Когда я слушала рассказы отца или матери о тех восстаниях, которые сербы, наверное, всю свою историю поднимали против турок (включая знаменитое сражение на Косовом поле), я представляла себе эти выступления как какую-то огромную и беспорядочную сечу, в которой стенка на стенку сходятся хорошо вооруженная турецкая рать и босоногие, но революционно настроенные сербы, отстаивающие самое дорогое, что у них есть – свободу и возможность жить без ига.
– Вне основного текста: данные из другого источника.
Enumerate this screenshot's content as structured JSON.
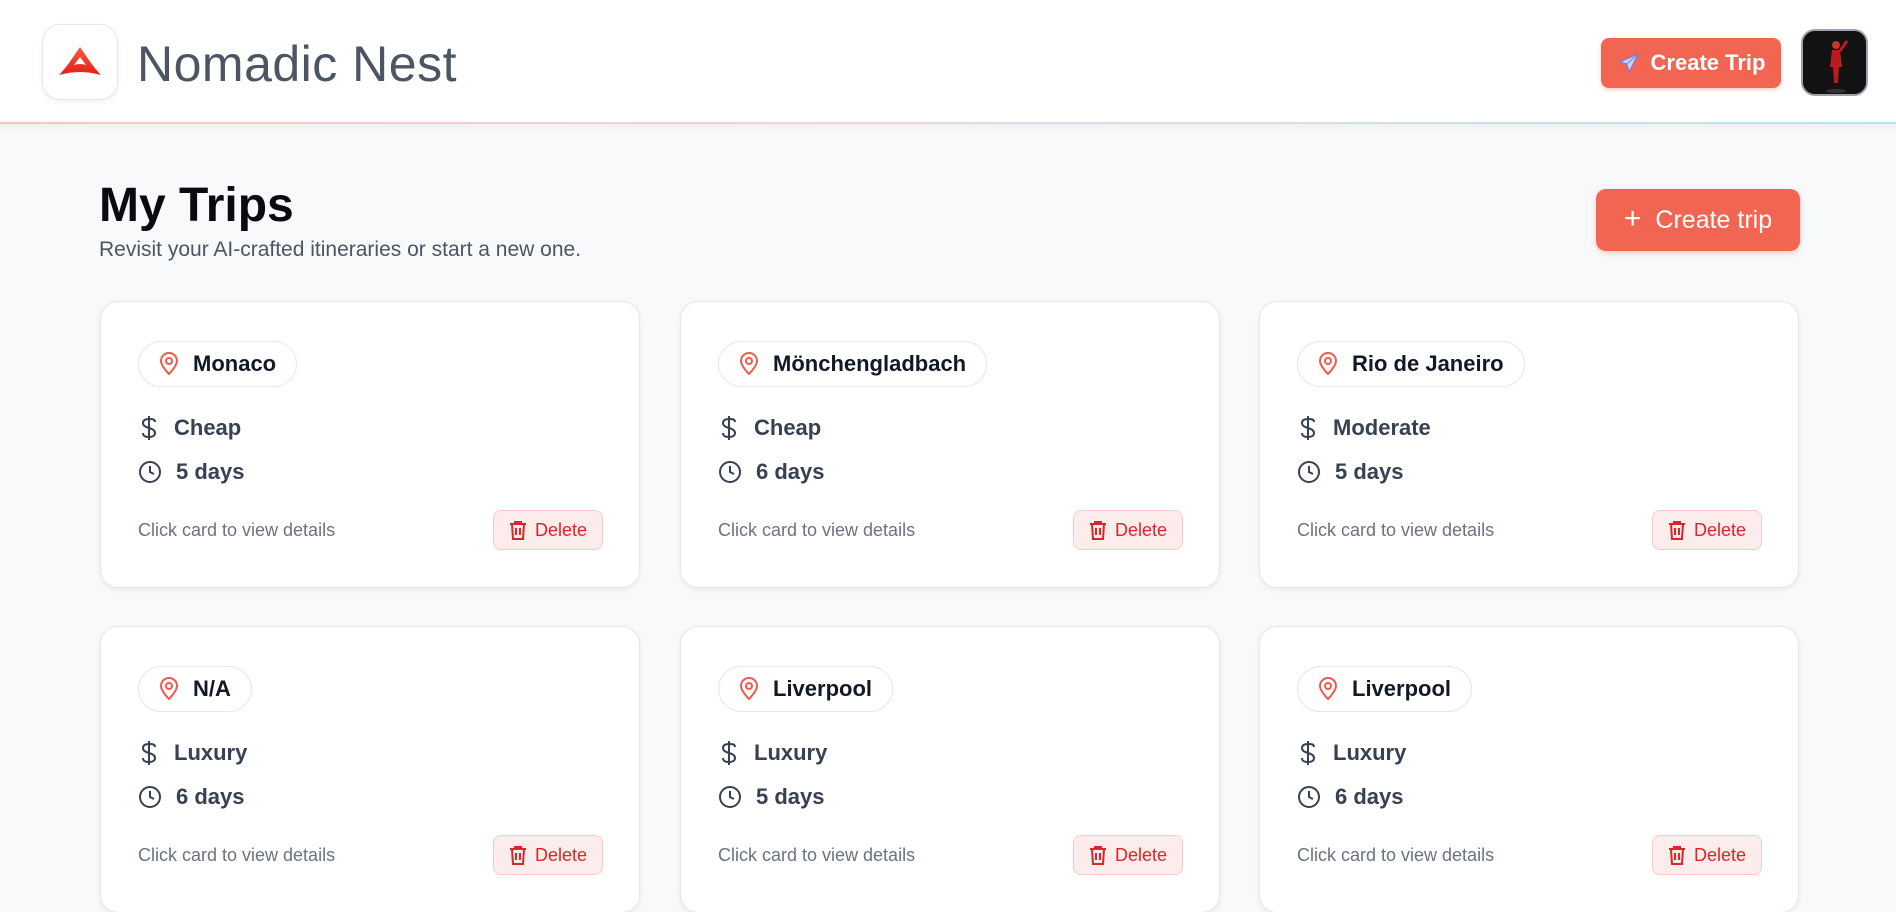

Но когда я своими глазами увидела все, что происходило в те дни в Белграде, я поняла, что к моим сказочным рисованным представлениям реальная жизнь не имеет никакого отношения.
По всему Белграду – то там, то здесь кучками собирались дахи – с одной стороны, – и сербы с другой. Все они были вооружены и передвигались по городу в полной боевой готовности. Одна группа могли смело встретить другую – и пройти мимо нее, видя, что в ее составе сосед, приятель вожака этой стайки, или просто, соразмеряя силы. Но в то же время, чем ближе становилось к закату, тем активнее становились эти передвижения… Не то, чтобы мирному сербу опасно было пройти по улицам столицы, но сама атмосфера тогдашнего Белграда подстегивала к тому, чтобы влиться в одну из этих группировок и с оружием в руках продолжить воинственное шествие по городу.
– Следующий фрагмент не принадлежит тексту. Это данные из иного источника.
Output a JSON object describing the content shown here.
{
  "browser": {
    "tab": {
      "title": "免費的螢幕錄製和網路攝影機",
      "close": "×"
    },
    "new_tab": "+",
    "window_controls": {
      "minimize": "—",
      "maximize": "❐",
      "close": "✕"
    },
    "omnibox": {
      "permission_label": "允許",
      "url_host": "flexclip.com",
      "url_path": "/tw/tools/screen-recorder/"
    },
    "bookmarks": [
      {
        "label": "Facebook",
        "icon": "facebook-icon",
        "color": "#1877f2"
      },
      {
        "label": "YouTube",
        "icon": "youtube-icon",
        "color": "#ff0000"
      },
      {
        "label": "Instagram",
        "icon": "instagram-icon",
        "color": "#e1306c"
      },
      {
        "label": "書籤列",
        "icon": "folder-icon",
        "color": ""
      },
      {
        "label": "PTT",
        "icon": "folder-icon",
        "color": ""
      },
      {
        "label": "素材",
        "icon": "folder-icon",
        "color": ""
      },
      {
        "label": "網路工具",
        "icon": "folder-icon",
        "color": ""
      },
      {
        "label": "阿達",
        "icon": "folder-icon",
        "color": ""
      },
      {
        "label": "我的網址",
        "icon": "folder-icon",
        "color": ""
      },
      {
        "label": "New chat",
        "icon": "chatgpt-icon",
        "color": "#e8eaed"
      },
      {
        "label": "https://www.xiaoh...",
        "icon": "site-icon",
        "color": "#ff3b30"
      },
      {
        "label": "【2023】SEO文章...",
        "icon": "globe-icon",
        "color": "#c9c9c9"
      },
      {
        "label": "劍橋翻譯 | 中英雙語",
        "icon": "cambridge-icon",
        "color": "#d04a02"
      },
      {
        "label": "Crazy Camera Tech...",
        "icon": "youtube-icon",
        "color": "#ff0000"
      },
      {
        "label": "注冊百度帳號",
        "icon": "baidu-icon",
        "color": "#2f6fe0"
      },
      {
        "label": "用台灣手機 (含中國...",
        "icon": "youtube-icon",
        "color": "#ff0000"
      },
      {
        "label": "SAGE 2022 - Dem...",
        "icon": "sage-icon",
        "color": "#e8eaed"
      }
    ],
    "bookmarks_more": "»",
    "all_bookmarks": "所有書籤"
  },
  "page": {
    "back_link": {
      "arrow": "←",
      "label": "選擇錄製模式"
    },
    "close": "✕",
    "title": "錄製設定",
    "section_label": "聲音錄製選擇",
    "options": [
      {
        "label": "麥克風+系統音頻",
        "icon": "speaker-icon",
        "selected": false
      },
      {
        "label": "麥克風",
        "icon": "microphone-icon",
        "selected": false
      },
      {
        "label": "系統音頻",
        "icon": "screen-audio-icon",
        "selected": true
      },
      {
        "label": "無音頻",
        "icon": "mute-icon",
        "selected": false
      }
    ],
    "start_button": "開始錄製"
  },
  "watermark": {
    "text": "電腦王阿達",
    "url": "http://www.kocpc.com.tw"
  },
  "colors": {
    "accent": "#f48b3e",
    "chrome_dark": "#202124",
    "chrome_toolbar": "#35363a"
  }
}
Вечерами и ночами столкновения случались все чаще, крови лилось все больше. При том, что днем ничего, как казалось, не предвещало беды – как я уже сказала, днем лагеря противников лишь одаривали друг друга грозными взглядами, сберегая силы для ночи. И тут рубили друг друга те, кто еще вчера жил под этим палящим солнцем среди скалистых гор и вечных лесов в мире и согласии. И тому, кто посмотрел бы на этот ужас со стороны, несладко бы пришлось. А тот, кто жил здесь годами, знал – каждый борется за свое право, за свою землю и ту, которую считает своей родиной, а потому ни осудить, ни остановить бойню не решился бы, наверное, даже самый смелый – если был кто-то смелее Георгия.
Что ни говори, а там, в Австрии я не видела того, кого привыкла видеть в Белграде – сильного, смелого, до отчаяния, волевого и дерзкого, привыкшего всегда брать свое, хотя бы даже и силой. Не сказать, чтобы там притупилась моя любовь к нему, но возраст мой еще диктовал свои правила – мне хотелось вечной схватки, вечного огня, жара, крови. Ему хотелось того же, но проявить себя там он не мог – разве что в бою, свидетельницей которого я не была. А здесь он снова стал прежним – тем, кого я почитала своим богом и кому так страстно отдавалась в постели, как не смогла бы даже Мессалина.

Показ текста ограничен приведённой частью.